Molesto por una pequeña lesión en el hombro, Novak pudo jugar lo mejor que pudo en Australia, esperando más de lo mismo en el Abierto de Australia, donde tuvo campañas cortas en los dos años anteriores, haciendo un comienzo notable y llegando a la segunda semana.

En la primera ronda, Djokovic perdió dos juegos contra Nicolas Massu antes de vencer a Feliciano López, entregando otro excelente triunfo sobre Danai Udomchoke para establecer el choque contra Roger Federer.
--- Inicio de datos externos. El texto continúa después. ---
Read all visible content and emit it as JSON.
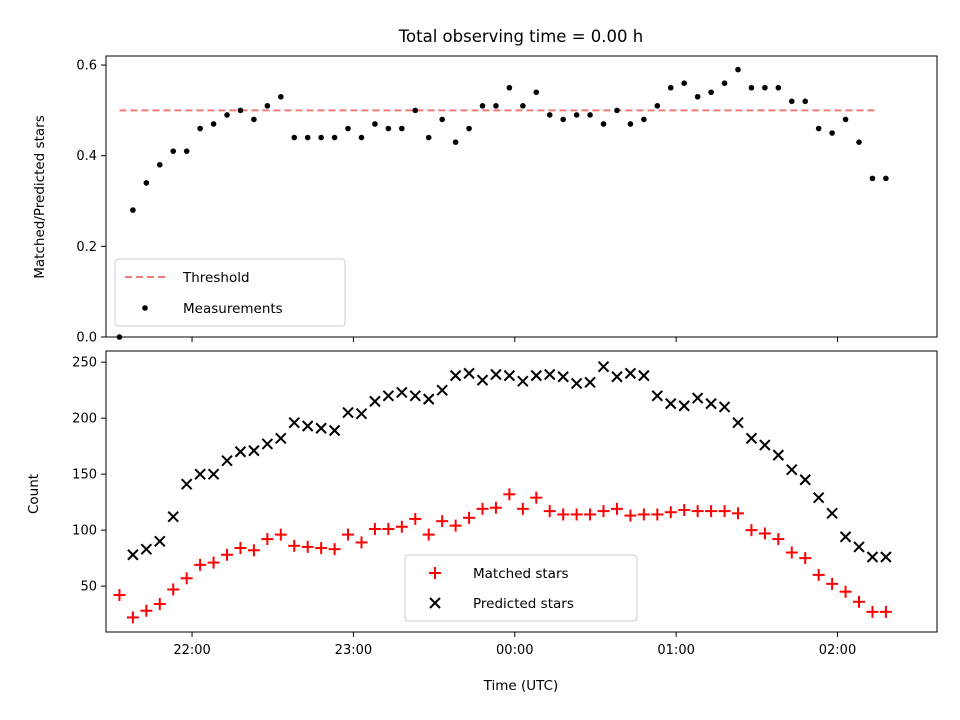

Mundo no. 1 anoté dos victorias sobre Novak en 2006 y también vimos el mismo resultado en Melbourne, derribando al joven 6-2, 7-5, 6-3 en una hora y 50 minutos por el lugar en los cuartos.
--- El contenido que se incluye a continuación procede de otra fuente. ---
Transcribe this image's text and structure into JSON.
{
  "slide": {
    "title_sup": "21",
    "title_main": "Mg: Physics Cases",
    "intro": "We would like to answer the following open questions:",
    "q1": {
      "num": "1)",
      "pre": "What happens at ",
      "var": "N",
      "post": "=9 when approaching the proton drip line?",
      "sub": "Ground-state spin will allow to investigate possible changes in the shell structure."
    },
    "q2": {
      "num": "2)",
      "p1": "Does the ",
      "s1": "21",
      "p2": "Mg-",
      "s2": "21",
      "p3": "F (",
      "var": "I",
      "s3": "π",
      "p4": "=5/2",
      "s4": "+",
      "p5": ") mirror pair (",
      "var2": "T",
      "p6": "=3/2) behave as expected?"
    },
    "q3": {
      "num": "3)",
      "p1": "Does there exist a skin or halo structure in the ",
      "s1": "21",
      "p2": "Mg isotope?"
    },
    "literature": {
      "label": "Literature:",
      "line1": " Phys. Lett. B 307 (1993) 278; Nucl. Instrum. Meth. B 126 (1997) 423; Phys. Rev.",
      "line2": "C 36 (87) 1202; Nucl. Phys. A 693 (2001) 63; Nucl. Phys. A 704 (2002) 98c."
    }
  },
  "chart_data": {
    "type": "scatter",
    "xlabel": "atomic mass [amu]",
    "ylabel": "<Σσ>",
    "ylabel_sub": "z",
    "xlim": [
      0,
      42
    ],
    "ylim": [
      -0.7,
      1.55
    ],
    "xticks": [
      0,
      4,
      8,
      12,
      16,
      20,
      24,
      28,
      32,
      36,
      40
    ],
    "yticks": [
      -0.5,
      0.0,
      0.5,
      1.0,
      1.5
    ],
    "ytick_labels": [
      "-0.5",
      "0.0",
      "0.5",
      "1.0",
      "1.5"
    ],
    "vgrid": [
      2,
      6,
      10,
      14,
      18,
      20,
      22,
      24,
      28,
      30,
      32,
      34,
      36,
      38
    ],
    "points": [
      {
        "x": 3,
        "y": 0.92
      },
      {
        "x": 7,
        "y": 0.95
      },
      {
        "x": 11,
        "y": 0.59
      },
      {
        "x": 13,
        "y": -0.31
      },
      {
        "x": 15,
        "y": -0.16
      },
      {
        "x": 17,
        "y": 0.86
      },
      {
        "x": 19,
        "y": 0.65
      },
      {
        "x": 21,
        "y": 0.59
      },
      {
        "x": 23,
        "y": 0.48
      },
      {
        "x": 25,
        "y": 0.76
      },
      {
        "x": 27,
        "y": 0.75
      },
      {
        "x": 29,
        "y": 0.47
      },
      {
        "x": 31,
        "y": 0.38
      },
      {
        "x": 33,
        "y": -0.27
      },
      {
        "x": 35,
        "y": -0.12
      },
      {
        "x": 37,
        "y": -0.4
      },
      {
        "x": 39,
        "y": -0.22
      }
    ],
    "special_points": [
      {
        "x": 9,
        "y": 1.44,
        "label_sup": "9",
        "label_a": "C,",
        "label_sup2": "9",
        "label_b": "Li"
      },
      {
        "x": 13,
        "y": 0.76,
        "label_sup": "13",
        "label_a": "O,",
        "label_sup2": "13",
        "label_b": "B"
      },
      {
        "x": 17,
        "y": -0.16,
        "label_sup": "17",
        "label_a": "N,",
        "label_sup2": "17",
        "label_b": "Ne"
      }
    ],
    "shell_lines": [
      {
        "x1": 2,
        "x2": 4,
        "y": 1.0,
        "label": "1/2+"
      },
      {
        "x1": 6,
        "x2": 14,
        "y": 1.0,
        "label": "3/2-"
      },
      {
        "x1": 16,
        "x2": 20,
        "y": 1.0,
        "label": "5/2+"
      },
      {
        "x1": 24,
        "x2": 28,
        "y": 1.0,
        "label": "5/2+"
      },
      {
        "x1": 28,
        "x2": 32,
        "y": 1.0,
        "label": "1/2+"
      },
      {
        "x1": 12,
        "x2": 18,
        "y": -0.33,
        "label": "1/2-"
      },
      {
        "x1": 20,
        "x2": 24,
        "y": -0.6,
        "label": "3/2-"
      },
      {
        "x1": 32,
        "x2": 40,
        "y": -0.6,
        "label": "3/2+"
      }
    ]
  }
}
Con furia por su disparo inicial, Federer perdió 20 puntos en 15 juegos de servicio y enfrentó solo dos oportunidades de quiebre, sufrió un descanso en el segundo set pero aún hizo lo suficiente para ganarlo y sellar el acuerdo en sets seguidos.

El suizo agarró el 45% de los puntos de retorno, imponiendo sus disparos para disparar a 50 ganadores y teniendo ventaja sobre Djokovic en los rallies más cortos y de rango medio que lo llevaron a la cima, robando el servicio de Novak cinco veces para avanzar a la siguiente ronda. y poner fin a la racha de ocho victorias de Djokovic.

“Intenté mantener una actitud positiva durante todo el partido, concentrarme en cada punto e intentar jugar mi mejor tenis. Sin embargo, estaba frustrado en algunos puntos sobre mi servicio y los tiros fáciles que perdí; no podía creer que hice algunos. de esos errores

Hubo mucha presión y una sensación de que tienes que lidiar con muchas cosas, pensar en muchas cosas. Sentí que tenía la oportunidad en el segundo set. Cometí algunos errores fáciles en los juegos 11 y 12 que plagaron mis posibilidades.

Probablemente me apresuré demasiado debido a mi inexperiencia, devolviendo a Federer a esos juegos y perdiendo el set. Después de eso, fue un trabajo de rutina para Roger quien se movió al frente y mantuvo el liderazgo a pesar de la oportunidad que tuve en el séptimo juego “.